COVID-19 update: U.S. test capacity to reach 10,000/day; pharma White House meeting Monday; Scangos heading BIO response
The first death in the U.S. attributed to COVID-19 was disclosed on Feb. 29. Within hours the federal government and the biopharmaceutical industry announced new responses to the outbreak.
FDA released a policy that will quickly expand COVID-19 testing, President Donald Trump told reporters about a White House meeting with pharmaceutical industry leaders, and BIO made public an initiative to bring the biotech industry into the fight.
The FDA policy allows high complexity, CLIA-certified laboratories to immediately begin testing for COVID-19 while they are pursuing an Emergency Use Authorization (EUA). Previously the agency had required that labs wait until they had completed the EUA process.

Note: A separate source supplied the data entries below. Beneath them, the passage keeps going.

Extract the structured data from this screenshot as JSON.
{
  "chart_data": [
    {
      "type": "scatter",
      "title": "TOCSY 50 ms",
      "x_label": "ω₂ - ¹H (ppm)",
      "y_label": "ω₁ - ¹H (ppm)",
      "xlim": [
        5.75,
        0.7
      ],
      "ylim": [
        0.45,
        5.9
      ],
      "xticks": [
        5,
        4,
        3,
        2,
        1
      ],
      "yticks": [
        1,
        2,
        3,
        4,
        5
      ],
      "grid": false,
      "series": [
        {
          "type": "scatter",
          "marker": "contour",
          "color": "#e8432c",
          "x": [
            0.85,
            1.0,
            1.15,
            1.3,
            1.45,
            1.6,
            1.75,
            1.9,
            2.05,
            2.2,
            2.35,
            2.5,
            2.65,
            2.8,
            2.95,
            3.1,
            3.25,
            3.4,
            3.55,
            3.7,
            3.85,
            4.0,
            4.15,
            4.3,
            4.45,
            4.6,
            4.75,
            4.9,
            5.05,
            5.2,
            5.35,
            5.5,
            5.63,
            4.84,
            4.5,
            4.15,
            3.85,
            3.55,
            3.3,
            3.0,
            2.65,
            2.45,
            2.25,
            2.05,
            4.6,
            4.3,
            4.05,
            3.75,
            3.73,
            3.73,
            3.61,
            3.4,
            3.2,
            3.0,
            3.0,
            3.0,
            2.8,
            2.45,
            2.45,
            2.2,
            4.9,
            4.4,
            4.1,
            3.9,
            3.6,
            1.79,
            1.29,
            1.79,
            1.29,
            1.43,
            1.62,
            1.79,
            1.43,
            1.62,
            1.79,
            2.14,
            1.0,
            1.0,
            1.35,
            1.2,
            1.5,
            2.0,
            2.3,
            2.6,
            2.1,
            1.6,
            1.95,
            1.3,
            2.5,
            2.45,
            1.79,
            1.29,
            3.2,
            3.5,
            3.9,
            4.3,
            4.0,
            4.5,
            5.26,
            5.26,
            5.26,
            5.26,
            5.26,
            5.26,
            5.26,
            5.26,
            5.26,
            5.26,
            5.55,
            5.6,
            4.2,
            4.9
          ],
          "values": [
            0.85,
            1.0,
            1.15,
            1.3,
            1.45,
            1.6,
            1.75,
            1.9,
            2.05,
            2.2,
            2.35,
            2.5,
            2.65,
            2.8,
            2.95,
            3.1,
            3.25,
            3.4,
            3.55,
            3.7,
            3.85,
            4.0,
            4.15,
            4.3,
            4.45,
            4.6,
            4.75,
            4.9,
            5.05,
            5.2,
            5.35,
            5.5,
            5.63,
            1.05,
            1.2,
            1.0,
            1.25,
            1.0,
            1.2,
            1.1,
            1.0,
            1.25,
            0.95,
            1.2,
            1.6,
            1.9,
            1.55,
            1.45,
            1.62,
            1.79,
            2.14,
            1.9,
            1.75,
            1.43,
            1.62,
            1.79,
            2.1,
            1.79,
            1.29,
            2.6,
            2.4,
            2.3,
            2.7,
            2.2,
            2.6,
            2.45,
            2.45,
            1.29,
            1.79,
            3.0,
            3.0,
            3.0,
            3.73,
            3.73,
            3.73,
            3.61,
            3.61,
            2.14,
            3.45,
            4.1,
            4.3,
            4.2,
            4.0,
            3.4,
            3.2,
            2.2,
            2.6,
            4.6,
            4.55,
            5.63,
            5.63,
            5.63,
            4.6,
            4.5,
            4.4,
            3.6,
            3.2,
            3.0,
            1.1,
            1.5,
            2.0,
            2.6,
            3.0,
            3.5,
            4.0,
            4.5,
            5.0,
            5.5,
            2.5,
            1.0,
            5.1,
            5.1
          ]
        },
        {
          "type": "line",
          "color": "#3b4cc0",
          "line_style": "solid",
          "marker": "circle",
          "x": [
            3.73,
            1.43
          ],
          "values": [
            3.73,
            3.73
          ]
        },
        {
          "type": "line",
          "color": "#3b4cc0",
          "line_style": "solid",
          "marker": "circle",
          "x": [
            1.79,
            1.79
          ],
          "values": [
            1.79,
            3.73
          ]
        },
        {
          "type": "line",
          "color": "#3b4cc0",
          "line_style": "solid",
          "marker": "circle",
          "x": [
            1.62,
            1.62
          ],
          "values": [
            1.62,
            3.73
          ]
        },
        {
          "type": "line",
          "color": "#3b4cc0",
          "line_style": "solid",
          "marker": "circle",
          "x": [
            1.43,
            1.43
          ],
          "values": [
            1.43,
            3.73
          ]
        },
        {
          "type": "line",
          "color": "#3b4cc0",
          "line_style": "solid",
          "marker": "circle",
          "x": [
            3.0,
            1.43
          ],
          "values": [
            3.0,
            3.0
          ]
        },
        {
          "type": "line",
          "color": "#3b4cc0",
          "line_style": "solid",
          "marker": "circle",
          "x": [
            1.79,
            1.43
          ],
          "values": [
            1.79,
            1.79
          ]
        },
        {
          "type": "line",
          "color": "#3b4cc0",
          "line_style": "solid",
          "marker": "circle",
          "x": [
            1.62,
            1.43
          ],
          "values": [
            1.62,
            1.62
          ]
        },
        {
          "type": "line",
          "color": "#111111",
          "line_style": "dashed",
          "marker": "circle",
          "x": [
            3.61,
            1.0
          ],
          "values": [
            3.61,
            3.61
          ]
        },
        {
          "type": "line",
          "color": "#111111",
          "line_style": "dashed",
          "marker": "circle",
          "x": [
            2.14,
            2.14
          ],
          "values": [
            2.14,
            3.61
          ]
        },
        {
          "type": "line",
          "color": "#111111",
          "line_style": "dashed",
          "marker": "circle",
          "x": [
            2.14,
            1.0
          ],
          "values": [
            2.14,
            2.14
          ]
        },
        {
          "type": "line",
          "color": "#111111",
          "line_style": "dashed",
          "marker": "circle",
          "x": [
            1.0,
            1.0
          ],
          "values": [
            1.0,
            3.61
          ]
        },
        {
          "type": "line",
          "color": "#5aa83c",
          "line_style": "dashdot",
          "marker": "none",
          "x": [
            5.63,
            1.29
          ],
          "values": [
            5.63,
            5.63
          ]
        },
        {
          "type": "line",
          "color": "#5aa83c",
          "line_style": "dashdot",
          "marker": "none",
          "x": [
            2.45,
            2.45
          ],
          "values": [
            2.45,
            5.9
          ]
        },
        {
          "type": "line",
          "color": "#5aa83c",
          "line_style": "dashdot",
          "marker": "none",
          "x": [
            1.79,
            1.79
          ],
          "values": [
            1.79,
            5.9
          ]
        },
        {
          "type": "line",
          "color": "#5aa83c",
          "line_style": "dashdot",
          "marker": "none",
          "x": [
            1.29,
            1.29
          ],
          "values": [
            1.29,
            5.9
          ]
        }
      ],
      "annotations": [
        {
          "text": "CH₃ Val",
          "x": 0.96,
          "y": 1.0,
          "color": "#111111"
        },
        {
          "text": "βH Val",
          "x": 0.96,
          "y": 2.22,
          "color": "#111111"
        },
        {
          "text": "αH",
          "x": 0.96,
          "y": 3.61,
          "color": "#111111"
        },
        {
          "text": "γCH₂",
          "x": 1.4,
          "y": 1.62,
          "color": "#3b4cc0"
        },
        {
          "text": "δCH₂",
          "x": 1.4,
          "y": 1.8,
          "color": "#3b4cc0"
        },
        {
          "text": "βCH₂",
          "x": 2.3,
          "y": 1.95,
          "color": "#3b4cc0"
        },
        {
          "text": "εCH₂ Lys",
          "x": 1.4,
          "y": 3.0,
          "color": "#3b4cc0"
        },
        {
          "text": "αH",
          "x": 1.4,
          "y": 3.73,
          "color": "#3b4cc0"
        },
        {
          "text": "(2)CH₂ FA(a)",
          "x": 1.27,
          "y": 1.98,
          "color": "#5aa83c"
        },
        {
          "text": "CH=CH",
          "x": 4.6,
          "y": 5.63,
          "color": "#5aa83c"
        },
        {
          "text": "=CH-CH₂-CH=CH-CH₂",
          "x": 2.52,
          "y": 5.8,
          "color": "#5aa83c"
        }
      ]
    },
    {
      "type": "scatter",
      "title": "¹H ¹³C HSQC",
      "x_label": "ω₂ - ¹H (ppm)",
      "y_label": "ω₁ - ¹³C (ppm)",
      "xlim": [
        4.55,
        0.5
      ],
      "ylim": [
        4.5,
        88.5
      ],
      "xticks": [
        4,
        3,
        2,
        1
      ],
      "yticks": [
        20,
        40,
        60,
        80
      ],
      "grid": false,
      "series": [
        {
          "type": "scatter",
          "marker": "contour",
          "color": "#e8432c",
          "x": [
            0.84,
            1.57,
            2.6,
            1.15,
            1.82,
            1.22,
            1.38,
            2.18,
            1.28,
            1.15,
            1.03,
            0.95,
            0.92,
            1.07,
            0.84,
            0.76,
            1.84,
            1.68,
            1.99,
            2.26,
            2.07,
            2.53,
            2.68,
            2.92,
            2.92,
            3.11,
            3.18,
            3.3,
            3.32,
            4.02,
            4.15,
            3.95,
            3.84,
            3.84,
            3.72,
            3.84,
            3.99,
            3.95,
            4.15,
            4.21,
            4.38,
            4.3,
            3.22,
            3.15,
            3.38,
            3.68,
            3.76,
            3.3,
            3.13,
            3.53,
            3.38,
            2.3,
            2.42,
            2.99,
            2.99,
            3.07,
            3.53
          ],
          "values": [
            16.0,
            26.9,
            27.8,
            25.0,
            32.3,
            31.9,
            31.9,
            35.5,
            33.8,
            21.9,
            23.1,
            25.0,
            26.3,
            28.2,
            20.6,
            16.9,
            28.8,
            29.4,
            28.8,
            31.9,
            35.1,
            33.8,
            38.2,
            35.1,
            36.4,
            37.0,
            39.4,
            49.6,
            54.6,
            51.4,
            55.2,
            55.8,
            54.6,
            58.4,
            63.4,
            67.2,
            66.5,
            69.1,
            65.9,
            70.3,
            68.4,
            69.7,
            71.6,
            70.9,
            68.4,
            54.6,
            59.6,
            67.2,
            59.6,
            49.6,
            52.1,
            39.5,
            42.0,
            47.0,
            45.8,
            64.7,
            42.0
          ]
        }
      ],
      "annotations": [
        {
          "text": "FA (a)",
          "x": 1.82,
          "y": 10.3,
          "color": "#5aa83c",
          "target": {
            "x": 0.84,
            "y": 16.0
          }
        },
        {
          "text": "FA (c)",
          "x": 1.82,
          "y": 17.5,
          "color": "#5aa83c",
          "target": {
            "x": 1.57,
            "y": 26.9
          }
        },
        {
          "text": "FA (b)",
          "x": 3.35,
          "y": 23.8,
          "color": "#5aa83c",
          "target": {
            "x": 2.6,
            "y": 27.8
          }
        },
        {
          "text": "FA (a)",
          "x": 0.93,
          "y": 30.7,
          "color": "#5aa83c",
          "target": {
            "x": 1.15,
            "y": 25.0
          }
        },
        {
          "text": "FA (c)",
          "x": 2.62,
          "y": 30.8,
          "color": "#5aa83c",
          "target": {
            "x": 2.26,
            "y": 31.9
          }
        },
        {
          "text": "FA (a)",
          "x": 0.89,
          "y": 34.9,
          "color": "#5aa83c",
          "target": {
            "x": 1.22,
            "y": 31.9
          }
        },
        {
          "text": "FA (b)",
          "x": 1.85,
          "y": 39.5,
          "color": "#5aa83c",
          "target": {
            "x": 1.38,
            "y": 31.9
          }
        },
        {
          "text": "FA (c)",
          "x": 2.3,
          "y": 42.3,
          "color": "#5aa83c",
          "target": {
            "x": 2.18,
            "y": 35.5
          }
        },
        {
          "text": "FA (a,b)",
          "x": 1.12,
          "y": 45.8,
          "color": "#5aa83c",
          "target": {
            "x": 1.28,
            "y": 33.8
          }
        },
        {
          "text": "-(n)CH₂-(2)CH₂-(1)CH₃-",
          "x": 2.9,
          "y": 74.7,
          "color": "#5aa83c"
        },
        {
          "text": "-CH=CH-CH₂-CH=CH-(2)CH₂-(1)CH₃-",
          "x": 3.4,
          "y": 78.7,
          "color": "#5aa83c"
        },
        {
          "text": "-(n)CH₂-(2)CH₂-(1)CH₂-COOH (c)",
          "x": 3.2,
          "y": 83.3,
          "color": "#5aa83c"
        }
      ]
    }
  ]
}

The guidance permits labs to start offering coronavirus testing as soon as validation is complete. It recommends that labs submit an EUA request 15 business days after validation.
Prior to the guidance released Saturday, COVID-19 testing in the U.S. was restricted to public health labs using kits provided by the CDC. A flaw in kits released by CDC had limited the number of tests that could be performed.
The combination of the new FDA policy and expanded availability of CDC test kits will bring U.S. COVID-19 test capacity to 10,000 tests per day by the end of next week, Scott Becker, CEO of the Association of Public Health Laboratories, said in a tweet.
Also on Feb. 29, Trump said that leaders of the largest pharmaceutical companies will meet at the White House on March 2 to discuss the development of COVID-19 therapies and vaccines.
The meeting had been scheduled prior to the outbreak to discuss drug pricing. Trump said drug pricing will remain on the agenda along with medical countermeasures.
BIO announced that George Scangos, CEO of Vir Biotechnology Inc. (NASDAQ:VIR), is chairing the trade association’s committee on coronavirus response efforts.
Vir is partnering with WuXi Biologics Inc. (HKEX:2269) to discover and develop mAbs against COVID-2 (see “Vir, WuXi Collaborating on COVID-19 mAbs”).
The BIO committee is coordinating a biotechnology industry-wide effort involving dozens of companies that "have stepped forward with diagnostics, vaccines and potential new therapeutics," BIO Chairman Jeremy Levin told BioCentury. Levin is chairman and CEO of Ovid Therapeutics Inc. (NASDAQ:OVID).
BIO is “working closely with our members to help them connect with the appropriate government agencies and organizations,” Rich Masters, BIO’s EVP for public affairs, told BioCentury. “This is particularly important for small companies that may not have the resources or experience in working with these entities. In these cases, BIO is leveraging our relationships to ensure that the best science is connecting with the right partners.”